KABARBURSA.COM - Dalam visi dan misi pasangan calon presiden dan wakil presiden Prabowo Subianto dan Gibran Rakabuming Raka, konsep "Ekonomi Pancasila" digadang-gadang sebagai landasan utama dalam menggerakkan roda perekonomian nasional. Prabowo dan Gibran menekankan prinsip-prinsip ekonomi yang berakar pada Pancasila dengan harapan dapat menciptakan ekonomi yang adil, berkelanjutan, serta menjamin kesejahteraan seluruh lapisan masyarakat.
Berdasarkan dokumen resmi visi dan misi mereka, Ekonomi Pancasila mencakup lima prinsip utama:
Prinsip ekonomi yang disebutkan dalam dokumen visi-misi pasangan ini sekilas terdengar mulia. Mereka menggambarkan Ekonomi Pancasila sebagai sintesis dari kapitalisme dan sosialisme, yang memberikan kebebasan pasar sekaligus menjaga jaring pengaman sosial.

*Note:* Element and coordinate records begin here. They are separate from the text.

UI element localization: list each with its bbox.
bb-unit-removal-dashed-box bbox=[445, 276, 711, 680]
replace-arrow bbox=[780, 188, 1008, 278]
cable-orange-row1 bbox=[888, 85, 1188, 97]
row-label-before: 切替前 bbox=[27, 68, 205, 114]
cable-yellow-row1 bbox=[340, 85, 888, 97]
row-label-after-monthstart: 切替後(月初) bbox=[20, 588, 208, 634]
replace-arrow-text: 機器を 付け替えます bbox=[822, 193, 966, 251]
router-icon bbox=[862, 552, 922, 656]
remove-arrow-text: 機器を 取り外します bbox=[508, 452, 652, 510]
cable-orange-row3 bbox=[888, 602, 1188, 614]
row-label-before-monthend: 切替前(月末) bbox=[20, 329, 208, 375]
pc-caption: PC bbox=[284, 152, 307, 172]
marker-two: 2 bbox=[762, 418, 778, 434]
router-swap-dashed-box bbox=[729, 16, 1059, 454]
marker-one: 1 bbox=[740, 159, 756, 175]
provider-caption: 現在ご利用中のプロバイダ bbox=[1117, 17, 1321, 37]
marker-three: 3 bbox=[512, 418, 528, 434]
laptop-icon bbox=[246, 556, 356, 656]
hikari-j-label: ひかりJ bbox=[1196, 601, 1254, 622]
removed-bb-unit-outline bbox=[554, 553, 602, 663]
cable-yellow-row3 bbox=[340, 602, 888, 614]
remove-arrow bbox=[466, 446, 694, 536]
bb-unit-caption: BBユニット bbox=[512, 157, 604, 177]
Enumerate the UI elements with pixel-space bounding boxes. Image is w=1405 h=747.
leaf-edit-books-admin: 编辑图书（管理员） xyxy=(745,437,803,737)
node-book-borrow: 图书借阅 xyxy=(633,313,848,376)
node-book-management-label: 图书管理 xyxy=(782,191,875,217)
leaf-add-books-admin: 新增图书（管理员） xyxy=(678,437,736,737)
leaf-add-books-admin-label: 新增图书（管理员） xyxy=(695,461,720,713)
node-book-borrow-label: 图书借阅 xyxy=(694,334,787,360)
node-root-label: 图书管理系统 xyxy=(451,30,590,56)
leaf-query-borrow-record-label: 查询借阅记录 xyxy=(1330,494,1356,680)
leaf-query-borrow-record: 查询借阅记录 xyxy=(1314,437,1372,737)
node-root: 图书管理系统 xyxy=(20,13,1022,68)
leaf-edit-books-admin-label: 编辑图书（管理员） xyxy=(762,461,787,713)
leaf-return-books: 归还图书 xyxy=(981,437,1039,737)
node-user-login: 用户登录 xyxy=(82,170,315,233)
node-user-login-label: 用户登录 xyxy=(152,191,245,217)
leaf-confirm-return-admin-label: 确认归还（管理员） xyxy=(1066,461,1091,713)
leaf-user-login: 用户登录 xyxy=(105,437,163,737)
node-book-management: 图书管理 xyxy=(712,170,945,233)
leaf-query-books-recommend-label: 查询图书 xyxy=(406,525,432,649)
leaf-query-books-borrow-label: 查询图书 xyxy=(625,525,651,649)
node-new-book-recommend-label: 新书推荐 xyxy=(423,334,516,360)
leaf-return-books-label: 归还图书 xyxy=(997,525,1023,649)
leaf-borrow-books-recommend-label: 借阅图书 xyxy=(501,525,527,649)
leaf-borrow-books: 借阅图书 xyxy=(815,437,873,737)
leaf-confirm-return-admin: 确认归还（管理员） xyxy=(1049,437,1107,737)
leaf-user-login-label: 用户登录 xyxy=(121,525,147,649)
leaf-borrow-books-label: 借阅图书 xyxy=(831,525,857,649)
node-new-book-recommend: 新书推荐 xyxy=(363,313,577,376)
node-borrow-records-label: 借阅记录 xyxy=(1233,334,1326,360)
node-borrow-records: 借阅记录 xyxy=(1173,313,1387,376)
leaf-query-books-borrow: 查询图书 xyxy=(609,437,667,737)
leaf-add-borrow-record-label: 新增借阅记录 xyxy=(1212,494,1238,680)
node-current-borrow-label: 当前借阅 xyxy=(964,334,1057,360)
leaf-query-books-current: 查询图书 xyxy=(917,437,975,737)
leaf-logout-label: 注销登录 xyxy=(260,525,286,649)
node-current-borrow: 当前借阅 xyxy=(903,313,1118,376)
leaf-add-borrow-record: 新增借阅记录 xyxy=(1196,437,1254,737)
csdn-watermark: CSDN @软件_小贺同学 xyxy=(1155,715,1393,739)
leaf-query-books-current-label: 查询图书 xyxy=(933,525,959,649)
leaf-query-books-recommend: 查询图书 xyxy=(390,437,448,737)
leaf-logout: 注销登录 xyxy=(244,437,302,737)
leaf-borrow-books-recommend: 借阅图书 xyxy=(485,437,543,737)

Hal ini seperti ditegaskan Prabowo Subianto dalam sebuah diskusi virtual pada Rabu, 8 November 2024, lalu.
"Ekonomi Pancasila adalah ekonomi gabungan antara yang terbaik dari kapitalisme dan yang terbaik dari sosialisme, itulah jalan tengah. Indonesia selalu memilih jalan tengah," kata Prabowo.
Ketua Umum Partai Gerindra ini menjelaskan, kebijakan ekonomi harus berlandaskan pada UUD 1945. “Pasal 33 (UUD) adalah blueprint Indonesia. Bahwa perekonomian disusun sebagai usaha bersama berdasar asas kekeluargaan," kata Prabowo.
Prabowo menyebut Indonesia memiliki potensi kekayaan alam yang sangat besar dan bisa dimaksimalkan untuk mewujudkan visi Indonesia Emas 2045. Menurut Prabowo, untuk mencapai Indonesia Emas, mulai tahun 2025 dibutuhkan pertumbuhan ekonomi yang berkelanjutan di angka 6 persen hingga 7 persen. “Pertumbuhan ini perlu didukung dengan penguatan peran pemerintah dalam roda ekonomi dan pembangunan bangsa sesuai falsafah Ekonomi Pancasila,” ujarnya.
Ia menuturkan Indonesia memiliki cadangan nikel terbesar di dunia, cadangan timah terbesar kedua, cadangan bauksit terbesar keenam, serta cadangan tembaga terbesar ketujuh di dunia.
Ia pun menyoroti potensi energi terbarukan sebesar 437 gigawatt dan potensi sektor perikanan, dengan produksi ikan tangkap lestari yang mencapai 12 juta ton per tahun serta potensi budi daya laut sebesar 50 juta ton per tahun. Menurutnya, kekayaan alam ini bisa menjadi modal kuat bagi bangsa Indonesia, asalkan dikelola dengan baik dan bijaksana.
Dengan kata lain, Ekonomi Pancasila diharapkan dapat menyatukan kepentingan nasional, kemanusiaan, dan keadilan sosial. Namun, meskipun ide tersebut terdengar ideal, terdapat pertanyaan besar mengenai sejauh mana konsep ini akan mampu direalisasikan dalam konteks ekonomi global yang penuh dengan tantangan geopolitik, ketidakpastian pasar, dan kebutuhan pembangunan yang mendesak.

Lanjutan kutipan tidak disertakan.